Gazâlînin bilginin kaynağına yönelik eleştirisinin temel dayanağı nedir?
Pozitif bilimlerde bir bilginin doğruluk kaynağı ancak bilimsel araştırmalarla ispatlanmış olmak zorundadır. Bilimsel araştırmalar ise, deneysel çalışmalar, deneyimler ve gözlem yoluyla bir bilginin kesinliği bilinebilir. Gazali’de önce duyu organlarına bakmış ve akıl prensipleri dışında olan bilgilerin doğruluğu hakkında şüpheye düşünmüştür.
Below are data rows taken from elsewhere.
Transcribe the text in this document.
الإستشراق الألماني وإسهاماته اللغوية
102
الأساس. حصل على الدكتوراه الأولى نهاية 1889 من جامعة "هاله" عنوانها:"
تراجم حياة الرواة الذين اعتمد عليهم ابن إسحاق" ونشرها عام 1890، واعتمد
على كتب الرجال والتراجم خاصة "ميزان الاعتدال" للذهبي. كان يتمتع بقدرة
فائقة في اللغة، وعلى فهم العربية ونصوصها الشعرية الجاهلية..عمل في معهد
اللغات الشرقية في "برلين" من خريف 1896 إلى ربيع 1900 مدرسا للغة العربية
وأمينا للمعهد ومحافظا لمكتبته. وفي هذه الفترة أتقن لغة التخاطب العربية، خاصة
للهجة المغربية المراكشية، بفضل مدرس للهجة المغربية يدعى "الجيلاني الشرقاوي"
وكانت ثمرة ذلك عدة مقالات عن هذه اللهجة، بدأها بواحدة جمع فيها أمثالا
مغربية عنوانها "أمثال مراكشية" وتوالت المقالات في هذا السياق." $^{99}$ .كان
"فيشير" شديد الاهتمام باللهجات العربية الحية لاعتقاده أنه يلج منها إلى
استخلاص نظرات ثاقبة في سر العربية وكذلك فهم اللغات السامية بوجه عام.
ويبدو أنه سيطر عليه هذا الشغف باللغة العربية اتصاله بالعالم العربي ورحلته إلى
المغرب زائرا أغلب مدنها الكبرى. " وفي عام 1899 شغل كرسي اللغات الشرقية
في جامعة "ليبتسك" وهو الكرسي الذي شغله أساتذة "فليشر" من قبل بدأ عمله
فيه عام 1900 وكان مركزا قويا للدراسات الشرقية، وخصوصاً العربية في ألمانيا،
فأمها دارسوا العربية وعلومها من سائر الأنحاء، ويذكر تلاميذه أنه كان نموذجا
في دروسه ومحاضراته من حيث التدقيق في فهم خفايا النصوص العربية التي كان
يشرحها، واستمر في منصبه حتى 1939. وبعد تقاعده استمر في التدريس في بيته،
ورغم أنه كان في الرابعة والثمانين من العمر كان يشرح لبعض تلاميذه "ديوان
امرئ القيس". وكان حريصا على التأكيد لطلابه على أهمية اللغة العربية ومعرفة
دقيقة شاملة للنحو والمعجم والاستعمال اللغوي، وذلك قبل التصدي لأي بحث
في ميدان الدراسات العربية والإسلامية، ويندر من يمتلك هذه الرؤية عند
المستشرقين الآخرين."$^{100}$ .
Bunun nedeni ise duyu organlarındaki en kuvvetli olan gözü düşünmüş ve gözümüzle dünyayı ve yıldızları incelediğimizde, yıldızların küçük ve parlak olduklarını görebildiğimizi söyler.
Ancak astronomi bilgisi yıldızların aslında küçük değil dünyadan kat ve kat daha büyük olduğunu savunur. İşte tam burada gözle görülenlerin bilgisinin yetersiz olduğu ve akıl tarafından tam olarak kabul edilmediği ortaya çıkar. Gazali akılla kabul edilen bilgilerin de bir süre sonra duyu organlarında olduğu gibi başka bir delille çürütülüp geçersizliği konusunda birçok şüpheye düşer.
Bu tür vesveselerden kurtulmak için çareler arayan Gazali, ancak Allah’ın yardımıyla akli bilgileri kabul etmeye başlar. Artık vicdanı rahatlamış ve zorunlu akli bilgileri geçerli görmeye, onların doğruluklarını kabul etmeye ve güvenmeye başlamıştır. Bu durumu pozitif bilimler açısından açıklamak biraz güçtür. Gazali’nin bur durumdan kurtuluşu “Tasavvuf” ilmiyle açıklanabilir.
Tasavvufta “kalp gözü” olarak kabul edilen ve doğru bilginin Allah’ın insan kalbine ilham etmesiyle anlaşılan bir durumdan söz etmek daha doğru olur. Çünkü Gazali büyük bir İslam alimi ve ayrıca bir filozoftur. Fakat yaptığı tüm araştırmalar ve yaşadığı bazı olaylar onu “Tasavvufa” yöneltmiş ve bu yolda ilim faaliyetlerine devam etmiştir.